I've found another online copy of the English translation of the Conti-Vecchiotti Report. This one has the advantage of being a continuous document available on one web page:
Now that I can refer to a simpler page-numbered format on a single web page, I will point out some issues and pose some questions. Note that RTIGF is an Italian acronym for Technical Report on the Forensic Genetic Tests and SAL is an acronym for Work Status Report (a card format).
1. Page 53. Stefanoni had to remove presumed material from the sample points on the knife. The proper way to do so, minimizing the risk of contamination, would include certain measures such as bleaching work surfaces before beginning the removal, wearing sterile clean gloves that would be changed between samples, and using sterile swabs and other sterile instruments. However, Stefanoni did not record any of this activity and the measures taken to minimize contamination during this procedure.
2. Page 54. Stefanoni's SAL and RTIGF show that she performed a presumptive test for blood and an antibody test for any trace of human tissue on samples 36 B, C, E, and G (all from the knife blade). Both tests were negative for each sample.
3. Page 55. Stefanoni did not record any tests or microscopic observations to look for cells or cell fragments in those samples, so it must be assumed that none were attempted, but she continued to presume the presence of biological material in samples 36 B, C, E, and G, and began the procedures preparatory for DNA testing.
4. Page 55. The RTIGF records that an automated extractor was used to extract the presumed DNA from the samples; the SAL records that samples 36 A, B, and C were DNA-extracted on 13 November 2007, while samples 36 D, E, F, and G were DNA-extracted on 17 December 2007. The extraction volume was 50 microlitres (ul) for each sample. (I'm using "u" for the Greek letter mu for convenience.)
5. Page 56. The RTIGF shows that the DNA concentrations were found by Real Time PCR using a 7700 Sequence Detector ABI PRISM™ apparatus
from the company Applied Biosystems. The RTIFG record shows that samples 36 A and B were positive for DNA, but without any numerical value for the quantity found, while sample 36 C, D, E, and F were negative for DNA. No information on the kit used for the quantification was provided in the record. However, the records for the Real Time PCR show that it was used only for samples 36 C, D, E, and F on 18 December 2007, and indeed, they all tested negative (0.00) for DNA .

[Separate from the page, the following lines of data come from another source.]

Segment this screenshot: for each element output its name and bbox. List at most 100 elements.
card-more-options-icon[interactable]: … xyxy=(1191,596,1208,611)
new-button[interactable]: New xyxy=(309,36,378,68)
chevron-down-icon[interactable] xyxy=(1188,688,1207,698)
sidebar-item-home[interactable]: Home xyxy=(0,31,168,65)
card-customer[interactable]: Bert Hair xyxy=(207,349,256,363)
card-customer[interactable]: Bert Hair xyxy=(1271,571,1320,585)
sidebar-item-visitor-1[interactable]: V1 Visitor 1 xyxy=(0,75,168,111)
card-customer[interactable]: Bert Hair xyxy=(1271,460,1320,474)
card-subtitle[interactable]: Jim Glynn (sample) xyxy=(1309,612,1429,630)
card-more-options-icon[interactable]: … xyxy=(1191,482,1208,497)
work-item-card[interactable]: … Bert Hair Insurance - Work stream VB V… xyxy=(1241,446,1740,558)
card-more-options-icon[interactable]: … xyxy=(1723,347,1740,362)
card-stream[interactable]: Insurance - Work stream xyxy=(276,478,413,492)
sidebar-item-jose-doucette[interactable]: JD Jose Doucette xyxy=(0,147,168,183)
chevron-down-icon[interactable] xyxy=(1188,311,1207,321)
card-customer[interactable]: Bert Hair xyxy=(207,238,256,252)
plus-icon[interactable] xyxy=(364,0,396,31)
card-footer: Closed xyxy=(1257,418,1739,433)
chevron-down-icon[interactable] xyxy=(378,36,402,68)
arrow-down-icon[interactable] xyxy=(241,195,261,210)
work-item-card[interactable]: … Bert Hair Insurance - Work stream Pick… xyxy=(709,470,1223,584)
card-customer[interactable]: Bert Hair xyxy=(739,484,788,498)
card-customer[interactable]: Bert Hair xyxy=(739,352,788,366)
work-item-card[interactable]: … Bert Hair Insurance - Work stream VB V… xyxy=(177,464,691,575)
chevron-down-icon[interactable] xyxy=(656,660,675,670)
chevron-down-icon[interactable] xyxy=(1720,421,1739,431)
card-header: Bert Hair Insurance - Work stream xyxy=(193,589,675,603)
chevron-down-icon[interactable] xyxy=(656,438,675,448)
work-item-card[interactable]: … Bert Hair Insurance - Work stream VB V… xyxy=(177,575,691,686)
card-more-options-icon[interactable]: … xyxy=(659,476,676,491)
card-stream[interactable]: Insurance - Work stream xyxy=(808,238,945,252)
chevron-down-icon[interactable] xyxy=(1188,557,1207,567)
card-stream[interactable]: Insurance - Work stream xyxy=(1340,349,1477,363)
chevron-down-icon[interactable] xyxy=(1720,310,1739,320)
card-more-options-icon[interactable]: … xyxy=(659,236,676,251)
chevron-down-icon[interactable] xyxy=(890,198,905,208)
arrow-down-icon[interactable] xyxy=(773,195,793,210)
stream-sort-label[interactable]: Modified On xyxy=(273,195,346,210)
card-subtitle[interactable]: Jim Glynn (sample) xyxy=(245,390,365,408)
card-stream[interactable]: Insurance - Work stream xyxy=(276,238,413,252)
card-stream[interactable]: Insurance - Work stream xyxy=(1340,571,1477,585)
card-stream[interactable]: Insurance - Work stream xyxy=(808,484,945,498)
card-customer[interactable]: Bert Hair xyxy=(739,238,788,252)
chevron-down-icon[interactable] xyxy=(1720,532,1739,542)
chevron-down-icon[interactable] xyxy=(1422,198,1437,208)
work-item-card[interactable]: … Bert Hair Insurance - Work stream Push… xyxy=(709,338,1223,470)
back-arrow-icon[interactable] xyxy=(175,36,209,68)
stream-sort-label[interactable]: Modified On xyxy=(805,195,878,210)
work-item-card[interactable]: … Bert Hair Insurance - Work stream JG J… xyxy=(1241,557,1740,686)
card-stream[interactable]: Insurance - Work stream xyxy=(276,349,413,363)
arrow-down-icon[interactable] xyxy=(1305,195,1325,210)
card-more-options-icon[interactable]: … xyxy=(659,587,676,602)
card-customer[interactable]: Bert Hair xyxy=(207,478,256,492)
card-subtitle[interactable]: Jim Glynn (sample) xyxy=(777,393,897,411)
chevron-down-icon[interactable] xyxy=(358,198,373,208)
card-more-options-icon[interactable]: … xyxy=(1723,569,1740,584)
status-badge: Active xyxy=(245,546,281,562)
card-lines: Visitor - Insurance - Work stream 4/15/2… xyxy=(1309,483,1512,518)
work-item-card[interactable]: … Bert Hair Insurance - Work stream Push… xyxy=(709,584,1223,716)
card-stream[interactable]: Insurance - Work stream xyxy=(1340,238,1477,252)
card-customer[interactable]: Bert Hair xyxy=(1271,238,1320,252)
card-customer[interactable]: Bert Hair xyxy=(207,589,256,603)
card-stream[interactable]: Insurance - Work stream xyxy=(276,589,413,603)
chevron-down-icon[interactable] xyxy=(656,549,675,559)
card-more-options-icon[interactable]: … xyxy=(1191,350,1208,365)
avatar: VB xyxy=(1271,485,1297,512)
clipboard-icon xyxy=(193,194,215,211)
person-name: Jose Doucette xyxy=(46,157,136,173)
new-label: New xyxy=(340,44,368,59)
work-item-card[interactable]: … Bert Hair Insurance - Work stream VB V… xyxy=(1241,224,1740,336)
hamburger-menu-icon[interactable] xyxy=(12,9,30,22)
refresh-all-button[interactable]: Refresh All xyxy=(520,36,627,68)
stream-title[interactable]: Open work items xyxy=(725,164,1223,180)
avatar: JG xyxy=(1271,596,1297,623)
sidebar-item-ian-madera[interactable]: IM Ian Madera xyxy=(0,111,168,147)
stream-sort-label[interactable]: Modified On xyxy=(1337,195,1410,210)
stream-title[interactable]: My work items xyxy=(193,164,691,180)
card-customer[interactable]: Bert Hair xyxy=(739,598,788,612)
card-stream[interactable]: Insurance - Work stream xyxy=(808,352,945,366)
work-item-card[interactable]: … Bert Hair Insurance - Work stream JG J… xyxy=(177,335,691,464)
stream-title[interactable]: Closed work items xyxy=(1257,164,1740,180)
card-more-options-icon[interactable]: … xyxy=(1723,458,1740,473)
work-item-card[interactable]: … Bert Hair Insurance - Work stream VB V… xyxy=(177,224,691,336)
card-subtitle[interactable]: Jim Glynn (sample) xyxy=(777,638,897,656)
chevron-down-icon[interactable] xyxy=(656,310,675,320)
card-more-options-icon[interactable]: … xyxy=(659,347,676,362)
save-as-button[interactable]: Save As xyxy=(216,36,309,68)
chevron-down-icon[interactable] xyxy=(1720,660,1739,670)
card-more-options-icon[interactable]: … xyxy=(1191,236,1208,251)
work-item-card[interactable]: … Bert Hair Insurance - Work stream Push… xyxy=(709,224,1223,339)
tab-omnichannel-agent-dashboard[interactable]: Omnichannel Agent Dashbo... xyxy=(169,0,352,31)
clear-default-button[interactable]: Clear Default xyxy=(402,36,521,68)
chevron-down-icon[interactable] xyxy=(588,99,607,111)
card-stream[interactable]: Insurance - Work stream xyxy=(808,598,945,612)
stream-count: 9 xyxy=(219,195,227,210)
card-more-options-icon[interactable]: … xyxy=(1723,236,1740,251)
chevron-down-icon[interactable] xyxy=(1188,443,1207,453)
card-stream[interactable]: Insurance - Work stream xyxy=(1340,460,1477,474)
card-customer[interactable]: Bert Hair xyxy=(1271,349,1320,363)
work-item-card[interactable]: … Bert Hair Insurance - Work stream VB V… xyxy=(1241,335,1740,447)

6. Pages 57 - 58. For samples 36 A, B, and C, there is another report attached, dated 13 November 2007, that shows those samples were tested with a Qubit Fluorometer from the company Invitrogen using the kit dsDNA HS. The range of accuracy for this fluorometer is a DNA concentration of 0.2 to 100 ng/ul. The fluorometer found the following DNA concentrations, according to Stefanoni's written record: sample 36 A, 0.08 ng/ul; 36 B, too low [to be measured], 36 C, too low [to be measured]. Even though the actual quantification showed only A had measurable DNA, Stefanoni continued after the fluorometer quantification with the original (unmeasured) claim that both samples A and B had measurable DNA.
7. Page 59. Stefanoni, during the GUP hearing (4 October 2008) testified that sample 36 B had DNA that had been quantified using Real Time PCR and that the amount of DNA was “in the order of some hundreds of picograms [pg]”, "a value which does not appear in any of the documents provided" to C&V. [100 pg = 0.1 ng (nanograms)] The amount in sample 36 B had to be far less than that in 36 A, which had 4 ng = 4000 pg, and might have contained no DNA whatsoever.
Question 1: It appears that Stefanoni falsified her records and her testimony in the GUP hearing, claiming to have used Real Time PCR to quantify samples 36 A, B, and C, but in reality using a fluorometer to determine the quantification. She did not correct her original statement in her written records. Why would she falsify her records and her testimony? What does that imply about the credibility of the data? Was Stefanoni justified in claiming that sample 36 B had "some hundreds of picograms" of DNA if the fluorometer could not determine the amount because of its limited sensitivity? Why was she satisfied that sample 36 C had no DNA, because it show "too low", but treated sample 36 B as having DNA although it gave the same reading as 36 C?